Posted on Oct 2nd, 2008 by Debi : child of nature Debi
Hi Mom-

I thought I would use this forum to send you notes every so often since I know that you will receive them.  Kind of like the bright blue balloons we set free for you at your memorial with all of our sharpuie notes on them.  That was cool that you talked to me in my dreams and told me you got the balloon notes!!!  Not quite as good as coffee time together but hey..... we've always managed to make do right?  What was it that you used to  tell me "necessity was real mother" ... or something like that.

Daddy is doing fine but I worry about him.  Seems like without you he is less patient, less willing to compromise and much harder.  I fear that he is going to drive a huge wedge between Mike and him that may never be repaired.  Heck, you know that I'm not the peace maker but that is the role I've been having toplay and I'm so not good at this!!!  He and I have had family hour a couple times where I've told him that I love him but that right at that moment I don't like him at all and that I was really worried about what his intentions were to keep this family whole.  I guess that made sense to him because the next day he changed his tune slightly and now tells me that he's had time to think about stuff.  He's a hard man, mom... I'm not sure how you did it for 48 years!!!

Mike is doing okay -- I still think he feels guilty about not making time in his life to spend with you and dad and his kids altogether. There are days when he is really hard to reach and Naomi says that when she talks to katie, katie says that Mike is crying alot.  I know the healing is going to take time and I promise to keep in touch with him even when he tries to shut me out!  You know what a pest I can be!
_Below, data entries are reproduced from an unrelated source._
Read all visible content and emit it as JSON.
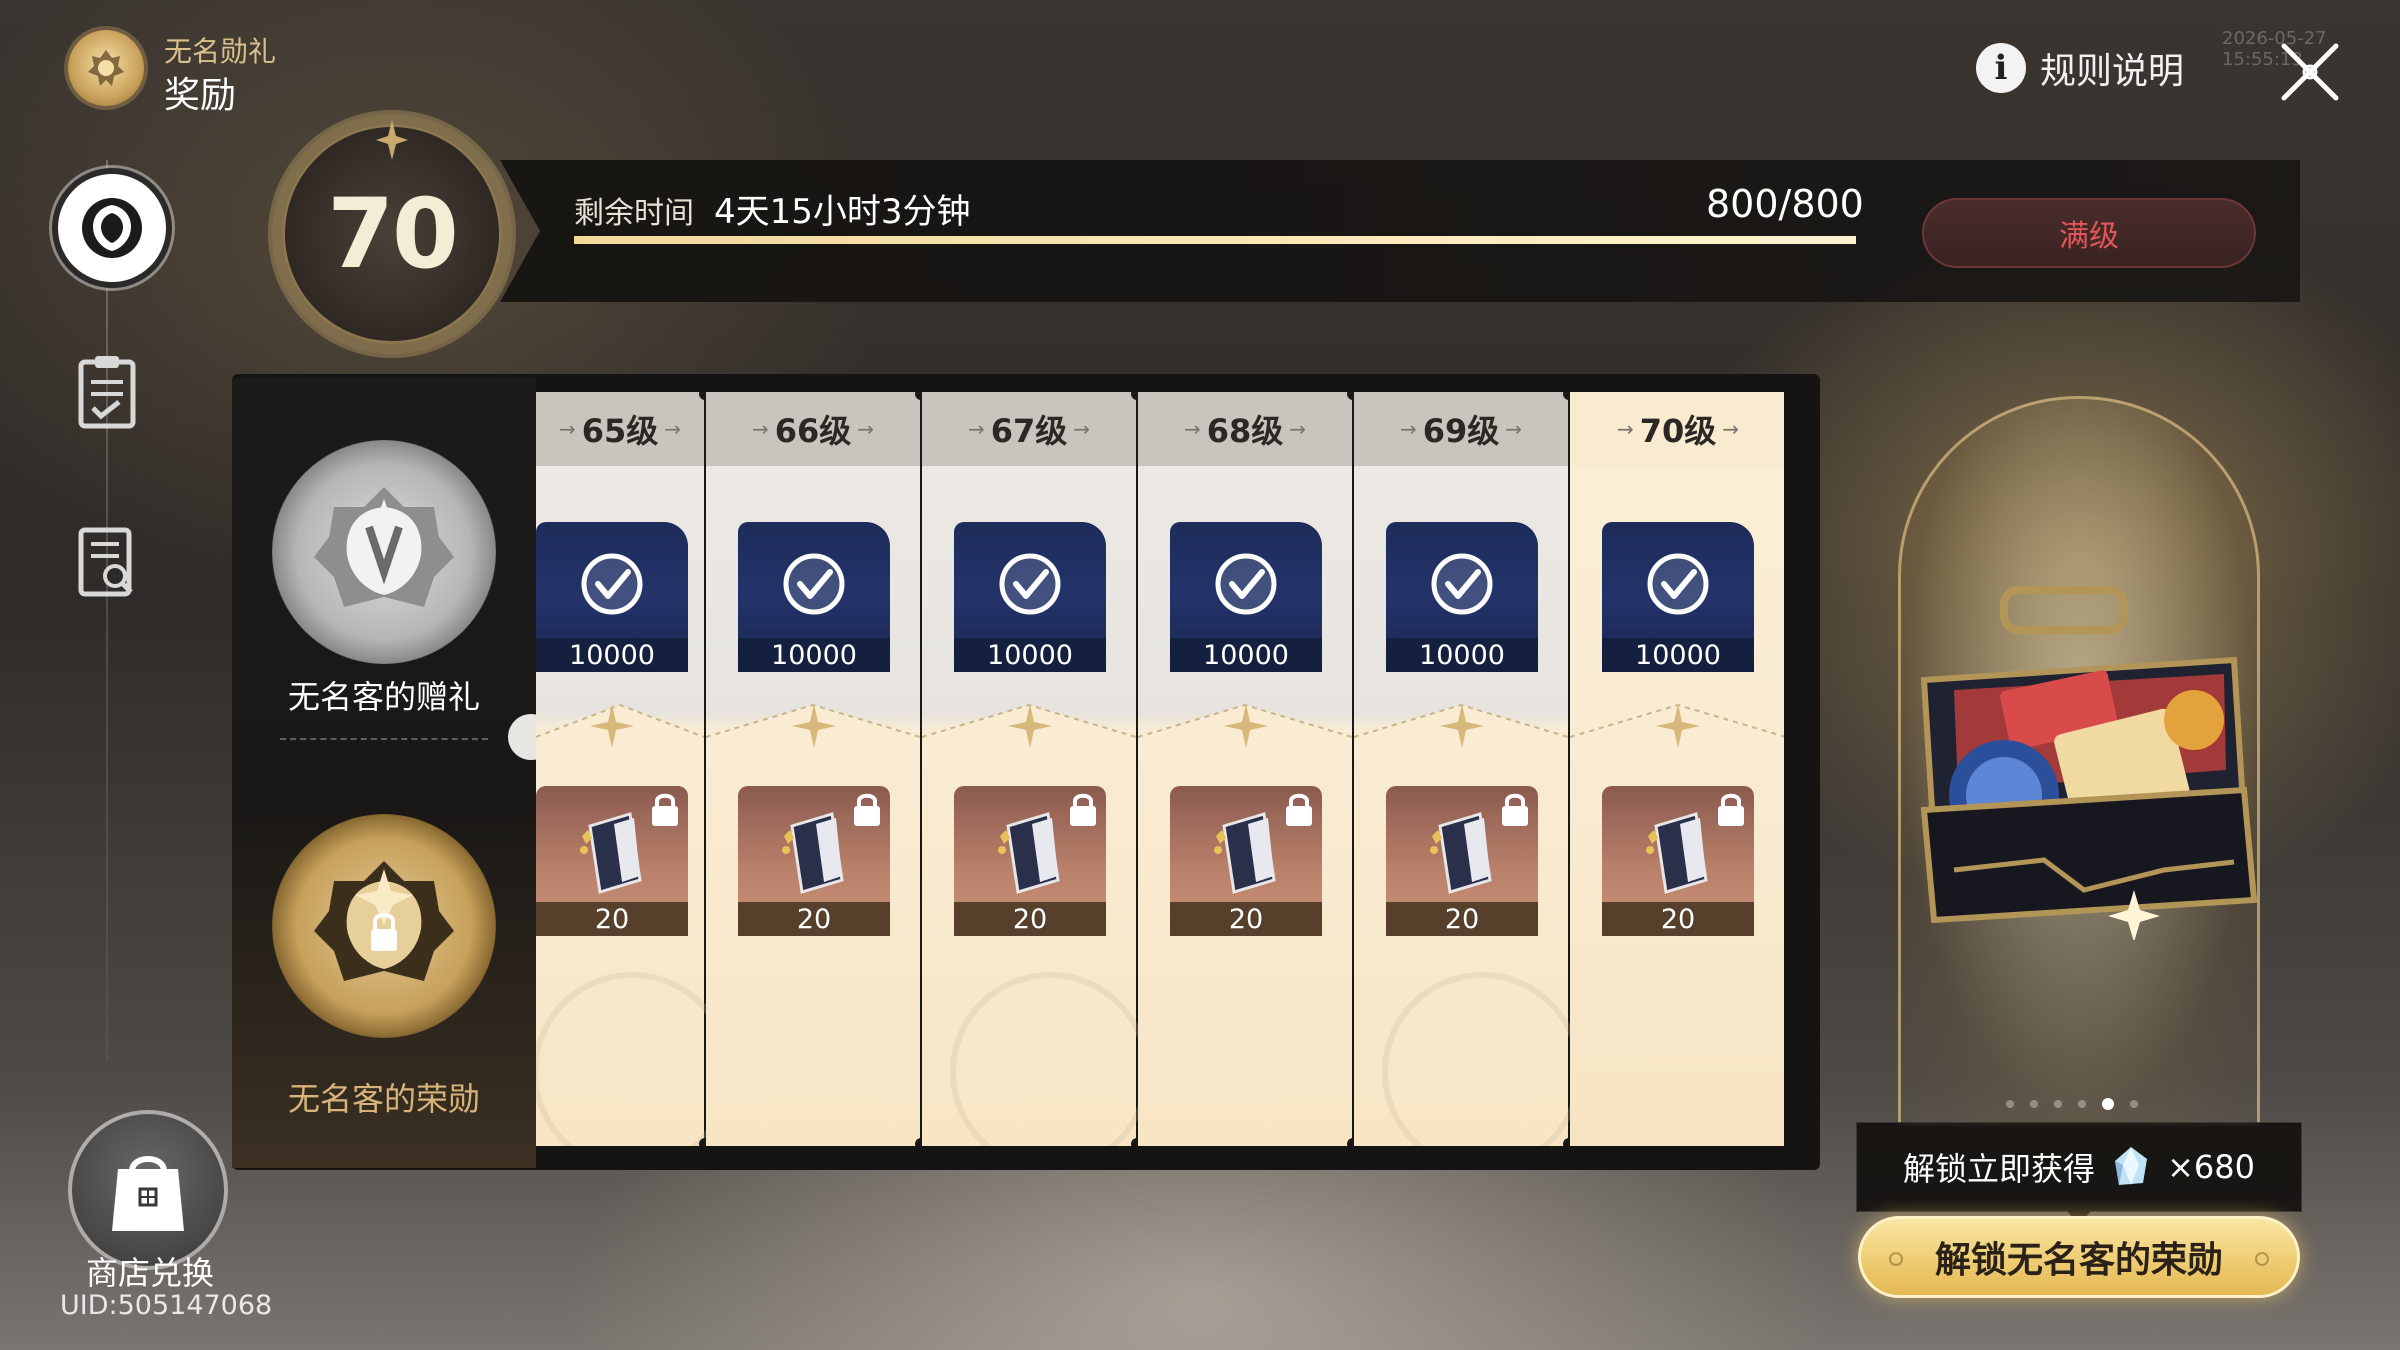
{
  "header": {
    "subtitle": "无名勋礼",
    "title": "奖励",
    "timestamp": "2026-05-27 15:55:13"
  },
  "top_right": {
    "rules_label": "规则说明",
    "info_glyph": "i"
  },
  "left_rail": {
    "items": [
      {
        "name": "honor-emblem-icon",
        "active": true
      },
      {
        "name": "clipboard-tasks-icon",
        "active": false
      },
      {
        "name": "document-search-icon",
        "active": false
      }
    ],
    "shop_label": "商店兑换",
    "uid": "UID:505147068"
  },
  "progress": {
    "level": "70",
    "remaining_label": "剩余时间",
    "remaining_value": "4天15小时3分钟",
    "count": "800/800",
    "fraction": 1.0,
    "max_label": "满级"
  },
  "tracks": {
    "free_label": "无名客的赠礼",
    "paid_label": "无名客的荣勋"
  },
  "levels": [
    {
      "label": "65级",
      "free_qty": "10000",
      "paid_qty": "20",
      "claimed": true,
      "locked": true
    },
    {
      "label": "66级",
      "free_qty": "10000",
      "paid_qty": "20",
      "claimed": true,
      "locked": true
    },
    {
      "label": "67级",
      "free_qty": "10000",
      "paid_qty": "20",
      "claimed": true,
      "locked": true
    },
    {
      "label": "68级",
      "free_qty": "10000",
      "paid_qty": "20",
      "claimed": true,
      "locked": true
    },
    {
      "label": "69级",
      "free_qty": "10000",
      "paid_qty": "20",
      "claimed": true,
      "locked": true
    },
    {
      "label": "70级",
      "free_qty": "10000",
      "paid_qty": "20",
      "claimed": true,
      "locked": true
    }
  ],
  "showcase": {
    "dots": 6,
    "active_dot": 4,
    "unlock_text": "解锁立即获得",
    "unlock_qty": "×680",
    "unlock_button": "解锁无名客的荣勋"
  },
  "colors": {
    "accent_gold": "#e3b853",
    "max_red": "#e05757",
    "progress_fill": "#f2d99a"
  }
}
LOL!!

The good news here is that the house deal for Dale and me is finally happening.  We were able to get the lot model for 8K less than one that we would order and the changes that we had originally wanted were so minimal from the lot model that this will work great!!!  We have made an offer on a piece of land about 6 bloks from the rental trailer we first moved in to and the lot is just over a quarter acre.  This will give lots of backyard for the hounds!!!  I can hardly wait until the day that I don't have to make 5 trips to the Mystic Poop Spot for Bubba, Go-Go and Zoom! 

I did give in a bit with Dale.  He REALLY wants his "MAN CAVE" (affectionatley known by most as a garage) and his ideal was 32' x 32'  so I told him to go for it IF we can build an extra deck off the back door and put in a hot tub within the next two years.   We are planning that this will be a long term home for both of us. 

I gotta tell you mom that Dale has been so supportive and kind helping me deal with all of this that it's just freaky.  Oh.... you'll laugh at this.....at the memorial service, Gordon read your obit and announced to everyone that Dale was myhusband!  We both looked at each other with that deer in the headlights look and it got quite a snicker from the friends and neighbors who knew us well... We are still getting teased about it!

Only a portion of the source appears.